I’ve opened a thread on Meta to discuss with upstream, we can’t be the first people with this problem. However, I expect that to be a slow resolution, so let’s proceed with something short-term for now
The only issue is that spammers can start replying to threads instead creating new ones once they learn this. Chances are this is a targeted attack they read it as we write those lines. A long term solution is really needed, go and push on upstream while we decide on a short-term fix please.
They’ll need an account that has spent at least 20-30 mins browsing the forum to reply by mail. New users can’t. That’s short enough for ordinary people to never even notice, but long enough to not work for spammers who are registering hundreds of new accounts at a time
Due to how the mail-receiver works, shutting down the incoming address would only fix part of the problem - the Postfix daemon makes API calls to Discourse to determine if a post should be allowed. Thus, the spam was causing high levels of API traffic which is part of the instability we’ve seen this week.
Accordingly I have blocked qq.com at the SMTP layer, and added a swapfile to the VM as a temporary measure. Let’s hope things go back to normal now
By the way, I don’t see us having any kind of “captcha” during new registration process, can we add at least some dumb one to filter off mindless robots? Maybe a small plugin, something less intrusive like “how much is 5+4” that is not that of a problem to fill for newcomers.

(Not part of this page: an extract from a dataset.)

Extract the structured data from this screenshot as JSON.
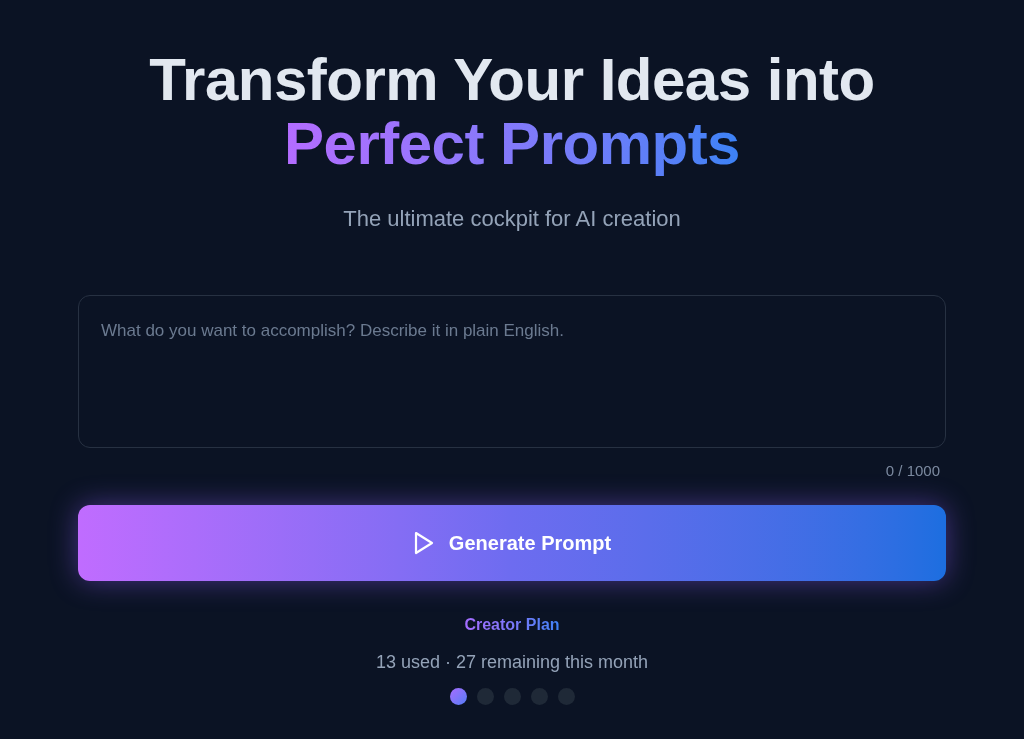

I’m not sure that adds anything - we don’t have any issue with excessive signups anyway. My example above was illustration only, I’m not saying we actually see hundreds of account registrations. The spam we’ve had is speculative incoming email from unregistered addresses.
If we do ever see excessive spam registration, obviously we’ll want to take action, but for now I see no value in adding captcha to it.
Unfortunately we are now seeing spam from multiple domains. The previous measures cut our outgoing mail in half, but I don’t think it’s enough. I’m going to drop the inbound email addresses for #development and #support today, and hope that fixes it.